The Progressive

NewsWire

A project of Common Dreams

For Immediate Release
Contact:

Catherine Kilduff, (415) 644-8580

Lawsuit Launched to Protect Endangered Puget Sound Rockfish

Habitat Safeguards Needed to Protect Rare, Long-lived Fish

SAN FRANCISCO

The Center for Biological Diversity today filed a notice of intent to sue the National Marine Fisheries Service over the agency's failure to protect habitat for endangered rockfish in Puget Sound. Rockfish, often brightly colored and capable of living more than 100 years, have seen their populations badly depleted by decades of overfishing.

"Every single fish matters in keeping these rockfish from going extinct," said Center attorney Catherine Kilduff. "Some rockfish can live to be 100 years old, so wiping out Puget Sound rockfish is like clearcutting an old-growth forest."

In 2010 the National Marine Fisheries Service listed the Puget Sound/Georgia basin populations of yelloweye rockfish and canary rockfish as threatened, and bocaccio rockfish as endangered, under the Endangered Species Act. With that listing, federal law requires protection of critical habitat. Studies have shown that species with protected critical habitat are twice as likely to be recovering as species without. Today's lawsuit targets the agency's failure to designate critical habitat for rockfish.

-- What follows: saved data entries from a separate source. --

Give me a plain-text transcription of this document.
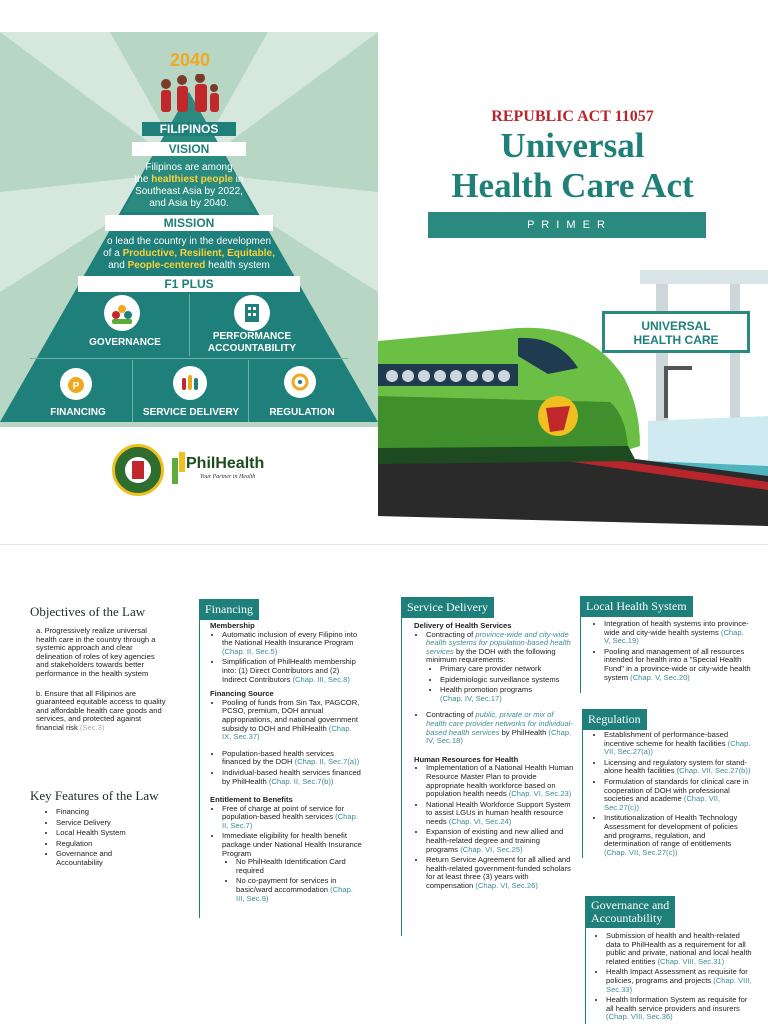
2040
FILIPINOS
VISION
Filipinos are among
the healthiest people in
Southeast Asia by 2022,
and Asia by 2040.
MISSION
o lead the country in the developmen
of a Productive, Resilient, Equitable,
and People-centered health system
F1 PLUS
GOVERNANCE
PERFORMANCE
ACCOUNTABILITY
P
FINANCING	SERVICE DELIVERY	REGULATION
PhilHealth
Your Partner in Health
REPUBLIC ACT 11057
Universal
Health Care Act
P R I M E R
UNIVERSAL
HEALTH CARE
Objectives of the Law
a. Progressively realize universal health care in the country through a systemic approach and clear delineation of roles of key agencies and stakeholders towards better performance in the health system
b. Ensure that all Filipinos are guaranteed equitable access to quality and affordable health care goods and services, and protected against financial risk (Sec.3)
Key Features of the Law
• Financing
• Service Delivery
• Local Health System
• Regulation
• Governance and Accountability
Financing
Membership
• Automatic inclusion of every Filipino into the National Health Insurance Program (Chap. II, Sec.5)
• Simplification of PhilHealth membership into: (1) Direct Contributors and (2) Indirect Contributors (Chap. III, Sec.8)
Financing Source
• Pooling of funds from Sin Tax, PAGCOR, PCSO, premium, DOH annual appropriations, and national government subsidy to DOH and PhilHealth (Chap. IX, Sec.37)
• Population-based health services financed by the DOH (Chap. II, Sec.7(a))
• Individual-based health services financed by PhilHealth (Chap. II, Sec.7(b))
Entitlement to Benefits
• Free of charge at point of service for population-based health services (Chap. II, Sec.7)
• Immediate eligibility for health benefit package under National Health Insurance Program
• No PhilHealth Identification Card required
• No co-payment for services in basic/ward accommodation (Chap. III, Sec.9)
Service Delivery
Delivery of Health Services
• Contracting of province-wide and city-wide health systems for population-based health services by the DOH with the following minimum requirements:
• Primary care provider network
• Epidemiologic surveillance systems
• Health promotion programs
(Chap. IV, Sec.17)
• Contracting of public, private or mix of health care provider networks for individual-based health services by PhilHealth (Chap. IV, Sec.18)
Human Resources for Health
• Implementation of a National Health Human Resource Master Plan to provide appropriate health workforce based on population health needs (Chap. VI, Sec.23)
• National Health Workforce Support System to assist LGUs in human health resource needs (Chap. VI, Sec.24)
• Expansion of existing and new allied and health-related degree and training programs (Chap. VI, Sec.25)
• Return Service Agreement for all allied and health-related government-funded scholars for at least three (3) years with compensation (Chap. VI, Sec.26)
Local Health System
• Integration of health systems into province- wide and city-wide health systems (Chap. V, Sec.19)
• Pooling and management of all resources intended for health into a "Special Health Fund" in a province-wide or city-wide health system (Chap. V, Sec.20)
Regulation
• Establishment of performance-based incentive scheme for health facilities (Chap. VII, Sec.27(a))
• Licensing and regulatory system for stand-alone health facilities (Chap. VII, Sec.27(b))
• Formulation of standards for clinical care in cooperation of DOH with professional societies and academe (Chap. VII, Sec.27(c))
• Institutionalization of Health Technology Assessment for development of policies and programs, regulation, and determination of range of entitlements (Chap. VII, Sec.27(c))
Governance and
Accountability
• Submission of health and health-related data to PhilHealth as a requirement for all public and private, national and local health related entities (Chap. VIII, Sec.31)
• Health Impact Assessment as requisite for policies, programs and projects (Chap. VIII, Sec.33)
• Health Information System as requisite for all health service providers and insurers (Chap. VIII, Sec.36)
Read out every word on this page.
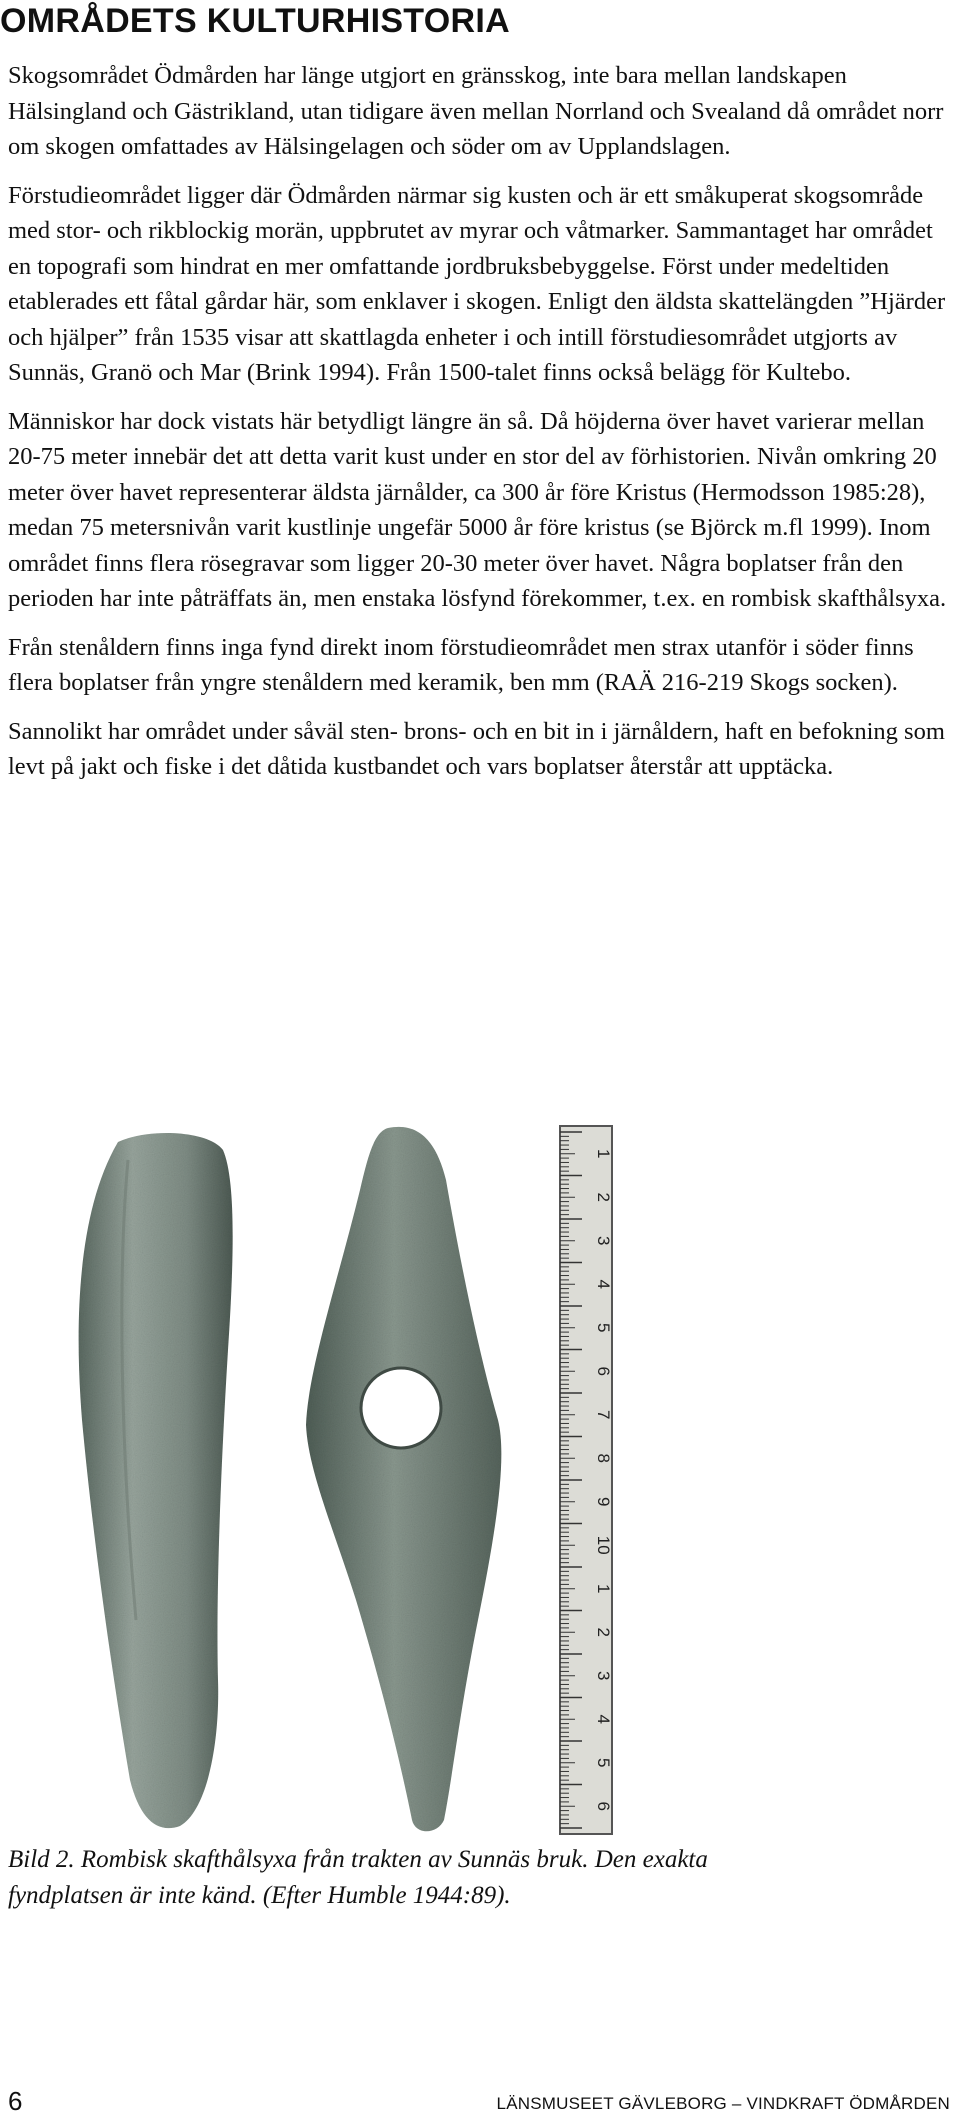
OMRÅDETS KULTURHISTORIA

Skogsområdet Ödmården har länge utgjort en gränsskog, inte bara mellan landskapen Hälsingland och Gästrikland, utan tidigare även mellan Norrland och Svealand då området norr om skogen omfattades av Hälsingelagen och söder om av Upplandslagen.

Förstudieområdet ligger där Ödmården närmar sig kusten och är ett småkuperat skogsområde med stor- och rikblockig morän, uppbrutet av myrar och våtmarker. Sammantaget har området en topografi som hindrat en mer omfattande jordbruksbebyggelse. Först under medeltiden etablerades ett fåtal gårdar här, som enklaver i skogen. Enligt den äldsta skattelängden ”Hjärder och hjälper” från 1535 visar att skattlagda enheter i och intill förstudiesområdet utgjorts av Sunnäs, Granö och Mar (Brink 1994). Från 1500-talet finns också belägg för Kultebo.

Människor har dock vistats här betydligt längre än så. Då höjderna över havet varierar mellan 20-75 meter innebär det att detta varit kust under en stor del av förhistorien. Nivån omkring 20 meter över havet representerar äldsta järnålder, ca 300 år före Kristus (Hermodsson 1985:28), medan 75 metersnivån varit kustlinje ungefär 5000 år före kristus (se Björck m.fl 1999). Inom området finns flera rösegravar som ligger 20-30 meter över havet. Några boplatser från den perioden har inte påträffats än, men enstaka lösfynd förekommer, t.ex. en rombisk skafthålsyxa.

Från stenåldern finns inga fynd direkt inom förstudieområdet men strax utanför i söder finns flera boplatser från yngre stenåldern med keramik, ben mm (RAÄ 216-219 Skogs socken).

Sannolikt har området under såväl sten- brons- och en bit in i järnåldern, haft en befokning som levt på jakt och fiske i det dåtida kustbandet och vars boplatser återstår att upptäcka.

1
2
3
4
5
6
7
8
9
10
1
2
3
4
5
6
Bild 2. Rombisk skafthålsyxa från trakten av Sunnäs bruk. Den exakta
fyndplatsen är inte känd. (Efter Humble 1944:89).
6	LÄNSMUSEET GÄVLEBORG – VINDKRAFT ÖDMÅRDEN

"These fish used to be common on Puget Sound's steep underwater walls, but now they're so rare they may not be able to find mates," said Kilduff. "The worst part is that many rockfish now die by accident, caught incidentally in other fisheries or by 'ghost' gear -- lost commercial fishing nets and commercial and recreational crab pots that are littering Puget Sound."

Even though thousands of nets, pots and traps were removed between 2002 and 2011, an estimated 1,000 nets remain in Puget Sound in shallow subtidal areas, including habitat for canary, bocaccio and yelloweye rockfish. These nets -- not including nets in deepwater rockfish habitat -- kill more than 16,000 fish every year, 10 percent of which are rockfish. In addition to lost gear and active fishing, other potential threats to rockfish habitat include contaminants (because of their long lives as predators of smaller fish, rockfish accumulate toxins); shoreline development; and nonnative seaweeds and sea squirts.

While rockfish live from Baja California to Alaska, the currents in Puget Sound prevent dispersal, making Puget Sound populations distinct and significant. Due to steep declines in abundance, bocaccio from Northern California to Mexico are a "species of concern," a designation that signals distress but doesn't give concrete legal protection to the fish.

At the Center for Biological Diversity, we believe that the welfare of human beings is deeply linked to nature — to the existence in our world of a vast diversity of wild animals and plants. Because diversity has intrinsic value, and because its loss impoverishes society, we work to secure a future for all species, great and small, hovering on the brink of extinction. We do so through science, law and creative media, with a focus on protecting the lands, waters and climate that species need to survive.